What has changed, though, is that the war in Iraq is far from the only issue driving this election, the result of the decline in carnage there and daily reports that the nation’s economy might be in trouble.

“I still think the war is a real important issue,” said David Axelrod, a senior strategist for Mr. Obama. “But the sense of economic insecurity has grown and pushed those other issues up on the list of concerns.”

That has become increasingly evident in what the candidates are hearing from voters. Mrs. Clinton and Mr. Obama were pressed on Social Security, gaps in Medicare coverage, the economic threat to middle class from the alternative minimum tax and rising energy costs. All the candidates are hearing, at virtually every stop, questions about immigration and trade deals.

Tightening the message
And it was increasingly evident in what the candidates were choosing to say at a time when they were enjoying as big as a stage as they will during this caucus season. In his speeches, Mr. Obama is spending less time speaking about the war than he once did, instead talking about a “retirement system that is in tatters,” and the loss of jobs to Mexico. Mr. McCain talked about Iraq and Pakistan, but moved to on to talk about education, health care and global warming.

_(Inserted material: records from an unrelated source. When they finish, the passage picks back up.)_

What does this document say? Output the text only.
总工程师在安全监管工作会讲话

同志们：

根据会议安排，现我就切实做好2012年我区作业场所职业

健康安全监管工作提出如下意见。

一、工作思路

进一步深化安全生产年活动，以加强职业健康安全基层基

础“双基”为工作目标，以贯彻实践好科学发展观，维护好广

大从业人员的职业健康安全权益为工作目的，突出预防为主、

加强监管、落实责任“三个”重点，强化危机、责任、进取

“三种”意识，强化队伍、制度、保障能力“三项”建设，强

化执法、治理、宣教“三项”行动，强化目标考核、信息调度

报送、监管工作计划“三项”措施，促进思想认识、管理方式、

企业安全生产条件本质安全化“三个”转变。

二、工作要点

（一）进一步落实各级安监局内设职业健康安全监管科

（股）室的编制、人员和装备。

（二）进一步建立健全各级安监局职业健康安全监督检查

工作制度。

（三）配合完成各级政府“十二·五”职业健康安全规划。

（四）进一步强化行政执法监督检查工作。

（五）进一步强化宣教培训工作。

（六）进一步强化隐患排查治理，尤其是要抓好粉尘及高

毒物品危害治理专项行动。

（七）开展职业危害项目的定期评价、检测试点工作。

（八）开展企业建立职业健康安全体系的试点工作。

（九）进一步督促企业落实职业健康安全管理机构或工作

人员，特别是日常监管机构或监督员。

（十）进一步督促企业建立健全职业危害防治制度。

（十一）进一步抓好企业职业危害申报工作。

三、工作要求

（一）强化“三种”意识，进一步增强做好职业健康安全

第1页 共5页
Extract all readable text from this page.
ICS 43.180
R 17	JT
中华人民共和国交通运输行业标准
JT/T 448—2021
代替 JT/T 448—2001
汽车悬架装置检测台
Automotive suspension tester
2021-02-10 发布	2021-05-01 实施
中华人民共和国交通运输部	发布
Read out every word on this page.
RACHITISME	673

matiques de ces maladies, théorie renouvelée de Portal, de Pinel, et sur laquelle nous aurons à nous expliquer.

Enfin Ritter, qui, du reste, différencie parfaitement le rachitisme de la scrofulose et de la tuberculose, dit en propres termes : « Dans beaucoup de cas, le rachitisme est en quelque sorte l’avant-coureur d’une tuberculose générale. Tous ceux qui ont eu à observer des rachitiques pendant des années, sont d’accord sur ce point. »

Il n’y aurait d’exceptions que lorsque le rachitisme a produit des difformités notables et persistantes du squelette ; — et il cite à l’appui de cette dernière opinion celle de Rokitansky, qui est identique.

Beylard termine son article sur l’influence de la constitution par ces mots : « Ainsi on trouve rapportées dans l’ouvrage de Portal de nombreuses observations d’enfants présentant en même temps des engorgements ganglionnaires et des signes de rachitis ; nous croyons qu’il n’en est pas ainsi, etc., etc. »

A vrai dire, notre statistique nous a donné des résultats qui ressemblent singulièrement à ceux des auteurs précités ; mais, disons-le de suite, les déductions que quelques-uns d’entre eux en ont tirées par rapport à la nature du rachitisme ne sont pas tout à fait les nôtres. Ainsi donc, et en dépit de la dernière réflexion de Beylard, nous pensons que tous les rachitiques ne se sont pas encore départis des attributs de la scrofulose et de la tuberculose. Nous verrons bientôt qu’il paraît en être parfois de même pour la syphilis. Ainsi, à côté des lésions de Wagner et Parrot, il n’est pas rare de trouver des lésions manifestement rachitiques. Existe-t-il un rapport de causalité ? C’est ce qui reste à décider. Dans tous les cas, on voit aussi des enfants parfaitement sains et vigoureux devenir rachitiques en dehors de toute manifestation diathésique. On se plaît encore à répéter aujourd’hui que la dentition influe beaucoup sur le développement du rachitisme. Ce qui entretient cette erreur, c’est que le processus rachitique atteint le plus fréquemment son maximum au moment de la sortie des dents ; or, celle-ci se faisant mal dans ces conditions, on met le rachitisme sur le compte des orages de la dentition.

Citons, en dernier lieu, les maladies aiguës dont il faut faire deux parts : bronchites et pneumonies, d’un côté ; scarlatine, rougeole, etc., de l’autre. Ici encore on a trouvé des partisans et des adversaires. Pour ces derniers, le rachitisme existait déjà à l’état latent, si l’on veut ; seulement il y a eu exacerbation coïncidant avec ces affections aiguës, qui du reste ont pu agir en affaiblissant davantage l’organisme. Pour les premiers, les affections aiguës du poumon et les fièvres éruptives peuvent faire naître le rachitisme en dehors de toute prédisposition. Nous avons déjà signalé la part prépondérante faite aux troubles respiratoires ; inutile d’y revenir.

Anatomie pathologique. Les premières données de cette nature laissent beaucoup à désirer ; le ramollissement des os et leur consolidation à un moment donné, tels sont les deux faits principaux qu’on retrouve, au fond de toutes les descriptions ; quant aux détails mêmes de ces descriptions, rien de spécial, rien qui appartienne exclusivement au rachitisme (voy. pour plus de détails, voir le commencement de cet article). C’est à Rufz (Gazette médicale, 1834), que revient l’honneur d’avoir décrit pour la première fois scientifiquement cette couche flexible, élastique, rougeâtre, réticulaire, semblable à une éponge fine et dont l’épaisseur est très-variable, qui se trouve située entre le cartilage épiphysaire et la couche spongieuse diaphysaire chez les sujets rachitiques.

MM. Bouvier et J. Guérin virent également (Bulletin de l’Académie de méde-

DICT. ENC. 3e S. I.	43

“There are a number of challenges facing us domestically,” Mr. McCain said Wednesday in Londonderry, N.H.

Mrs. Clinton is devoting a long portion of her closing speech to health care. Mr. Huckabee’s closing stump speech is devoted to economic anxiety, as he criticizes Wall Street and hedge funds managers and says that the wealthy cannot understand the concerns of everyday people.

And Mr. Edwards on Wednesday seized on the news that oil prices had reached $100 a barrel to reprise the populist message that long ago eclipsed the war as the central thrust of the campaign. “Today’s report that the price of oil has reached $100 a barrel is just another example of how corporate greed is squeezing the middle class,” he said.

Marc Santora contributed reporting from Londonderry, N.H.